Existen varios tipos de alopecias, algunas más comunes y otras no tanto. Unas pueden ser tratadas y otras son irreversibles, existiendo sólo la opción de un transplante capilar.
Tipos de alopecias
Alopecias no cicatriciales: Son las más comunes, pueden mejorar o curarse a través de tratamientos, porque el folículo piloso sigue vivo. A su vez las no cicatriciales puede dividirse en:
- Alopecia androgenética: También conocida como androgénica o calvicie común, afecta en mayor grado a los hombres y rara vez la sufren las mujeres. Dentro de este tipo de calvicie existen a su vez diferente grados. Las hormonas denominadas andrógenos son las causantes de la caída del cabello.
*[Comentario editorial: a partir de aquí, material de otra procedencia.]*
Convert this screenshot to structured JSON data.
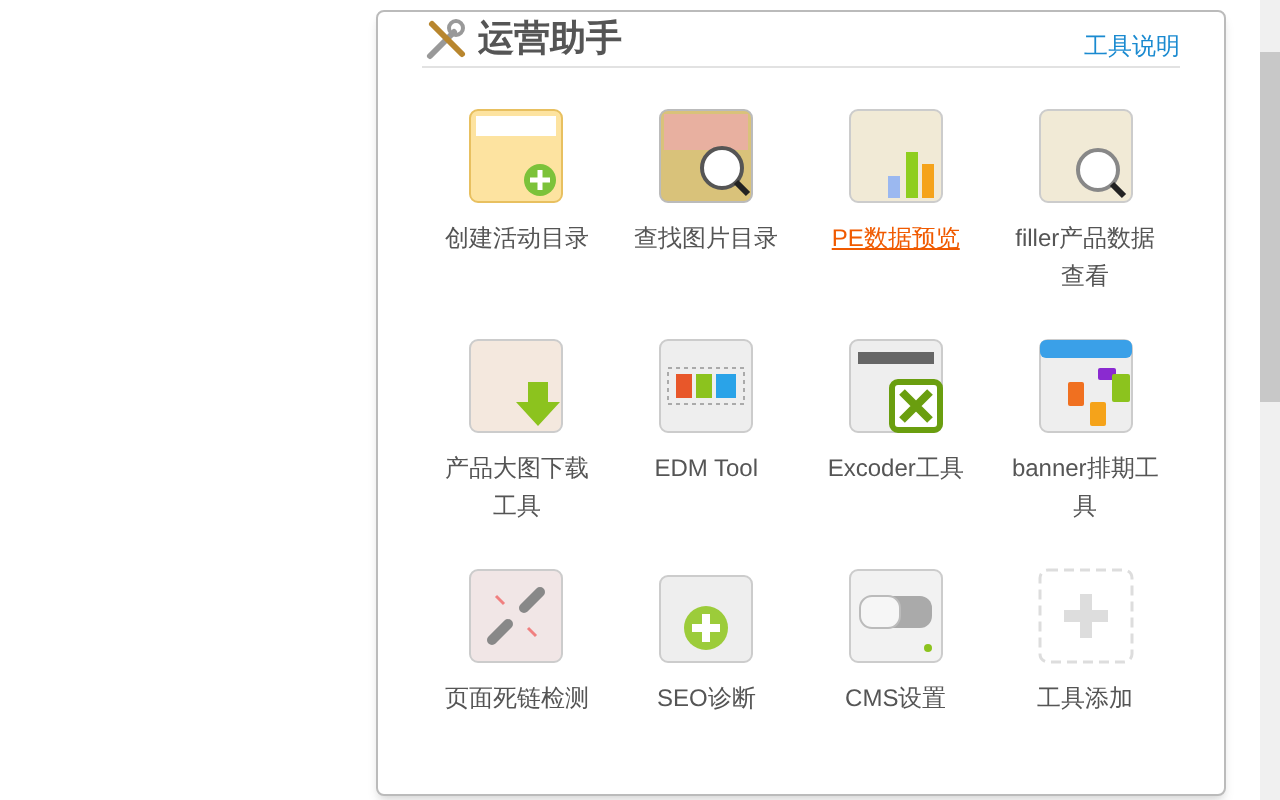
{
  "popup": {
    "title": "运营助手",
    "help_link": "工具说明",
    "tools": [
      {
        "label": "创建活动目录",
        "selected": false
      },
      {
        "label": "查找图片目录",
        "selected": false
      },
      {
        "label": "PE数据预览",
        "selected": true
      },
      {
        "label": "filler产品数据查看",
        "selected": false
      },
      {
        "label": "产品大图下载工具",
        "selected": false
      },
      {
        "label": "EDM Tool",
        "selected": false
      },
      {
        "label": "Excoder工具",
        "selected": false
      },
      {
        "label": "banner排期工具",
        "selected": false
      },
      {
        "label": "页面死链检测",
        "selected": false
      },
      {
        "label": "SEO诊断",
        "selected": false
      },
      {
        "label": "CMS设置",
        "selected": false
      },
      {
        "label": "工具添加",
        "selected": false
      }
    ]
  }
}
Cuando la alopecia no es tratada a tiempo, los folículos pilosos mueren y no existe tratamiento para revertir esta situación.
- Alopecia areata: No es conocida la causa que la genera sin embargo sus síntomas son inconfundibles, se trata de parches en la cabeza de aspecto redondo y totalmente despoblado de cabello.
- Alopecia Total: En este caso se pierde todo el pelo del cuero cabelludo.
- Alopecia Universal: La pérdida de pelo se produce en todo el cuerpo.
- Alopecia por drogas: Varias drogas o fármacos pueden provocarla, pero en cuanto se suspende la administración de los mismos el pelo vuelve a crecer sin problemas.
- Alopecia traumática: Por lo general se produce por el uso de secadores de pelo, peines o elementos que pueden generar heridas o lesiones en el cuero cabelludo.
- Alopecia generada por enfermedades sistémicas: Puede ser de origen endocrino, déficit nutricional o infeccioso.
- Alopecia difusa: Es la pérdida del cabello tras haberse sufrido enfermedades sistémicas crónicas, febriles, estrés o el parto. Por lo general tiene una duración de 6 meses y luego el cabello se recupera en forma total.
Alopecias cicatriciales: Se trata de un tipo de alopecia que suele ser irreversible ya que está dañada la estructura folicular. En este tipo de alopecias puede realizarse un implante capilar. A su vez las cicatriciales se clasifican en:
- Infecciosas: La causa de la infección puede ser bacterianas, micóticas, virales y protozoarias.
- Tumorales: Linfomas, tumores anexiales, tumores dérmicos.
- Por enfermedades hereditarias: Como por ejemplo enfermedad de Darier.
- Por agentes físico-químicos: Pueden ser causados por agentes químicos, quemaduras, rayos X.
- Por dermatosis: Como el síndrome de Graham-Little, mucinosis folicular.
Para este tipo de alopecias cicatriciales no hay, en la actualidad, tratamientos que sean efectivos. Algunas terapias de crecimiento que han dado resultados medianos son la luz ultravioleta, corticoiesteroides tópicos, algunos agentes que por su acción irritante sobre los folículos pilosos pueden estimular el crecimiento del pelo.
Tratamientos para las alopecias no cicatriciales
Existen tratamientos como los masajes capilares, láser y algunos fármacos que a pesar de haber dado algunos resultados no tienen una efectividad demostrada. También hay terapias que son de una efectividad media, como por ejemplo, el extracto de semilla de uva y los ácidos grasos esenciales. Algunas personas lo utilizan en conjunto con otras terapias de crecimiento.
Por último, los tratamientos más efectivos que han funcionado con la mayor parte de los pacientes en un lapso de entre 3 y 6 meses son, por ejemplo, el Minoxidil, Finasteride, Dutasteride, y en casos graves, el transplante capilar.